La Table servie (90 – 91) : «Ô vous qui croyez ! Le vin, le jeu de hasard, les pierres dressées et les flèches divinatoires sont une abomination et une oeuvre du Démon. Évitez-les… — Peut-être serez-vous heureux — * Satan veut susciter parmi vous l’hostilité et la haine au moyen du vin et du jeu de hasard. Il veut ainsi vous détourner du souvenir de Dieu et de la prière. — Ne vous abstiendrez-vous pas ?—»
النساء 43 : «يا أيها الذين آمنوا لا تقربوا الصلاة وأنتم سكارى حتى تعلموا ما تقولون»
Les femmes (43) : «Ô vous qui croyez ! N’approchez pas de la prière, alors que vous êtes ivres — attendez de savoir ce que vous dites !»
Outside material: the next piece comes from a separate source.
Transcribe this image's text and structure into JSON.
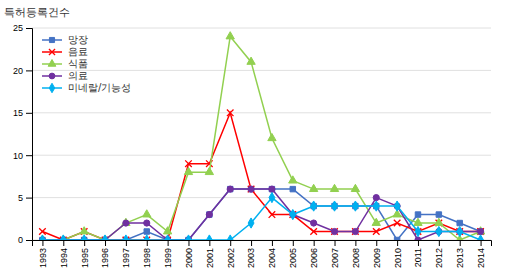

Ce sont ces versets qui sont utilisés pour justifier une interdiction mythique puisque, comme on le voit, il n’y est aucune interdiction. À tout le moins, pour pratiquer le raisonnement par l’absurde, s’il y avait interdiction, elle ne serait nullement expresse, directe, claire et sans ambiguïté.
À ces versets, nous ajoutons trois autres où il est aussi question de vin, boisson enivrante ou alcoolisée, et qui renforcent à la fois l’absence d’interdiction ou l’ambiguïté quant à l’attitude du Coran en la matière ;
محمد 15 : «مثل الجنة التي وعد المتقون فيها أنهار من ماء غير آسن وأنهار من لبن لم يتغير طعمه وأنهار من خمر لذة للشاربين».
Muhammad (15) : «Voici la description du Jardin promis à ceux qui craignent Dieu. Il y aura là des fleuves dont l’eau est incorruptible, des fleuves de lait au goût inaltérable, des fleuves de vin, délices pour ceux qui en boivent.» النحل 67 : «ومن ثمرات النخيل والأعناب تتخذون منه سكرا ورزقا حسنا إن في ذلك لآية لقوم يعقلون».
Les Abeilles (67) : «Vous retirez une boisson enivrante et un aliment excellent des fruits des palmiers et des vignes. — Il y a vraiment là un Signe pour un peuple qui comprend ! —»
سورة المطففين 25-28 : «يُسقون من رحيق مختوم* ختامه مسك وفي ذلك فليتنافس المتنافسون * ومزاجه من تسنيم * عينا يشرب بها المقرّبون».
Sourate des Fraudeurs (25-28) : «On leur donnera à boire un vin rare, cacheté par un cachet de musc — ceux qui en désirent peuvent le convoiter — et mélangé à l’eau de Tasnim, une eau qui est bue par ceux qui sont proches de Dieu.»
Tout comme la Bible (3), le Coran présente donc la vigne parmi les bienfaits de Dieu et les élus boiront du vin au Paradis, puisqu’il y est des fleuves de ce nectar, un vin qui n’enivre point.
Interprétation des textes coraniques
La première chose à noter est que le Coran ne procède nullement par interdiction. Ainsi, il n’emploie pas, par exemple, des expressions claires comme : «Il est interdit» ou «telle chose est prohibée», comme c’est le cas dans d’autres matières où l’interdiction est explicite.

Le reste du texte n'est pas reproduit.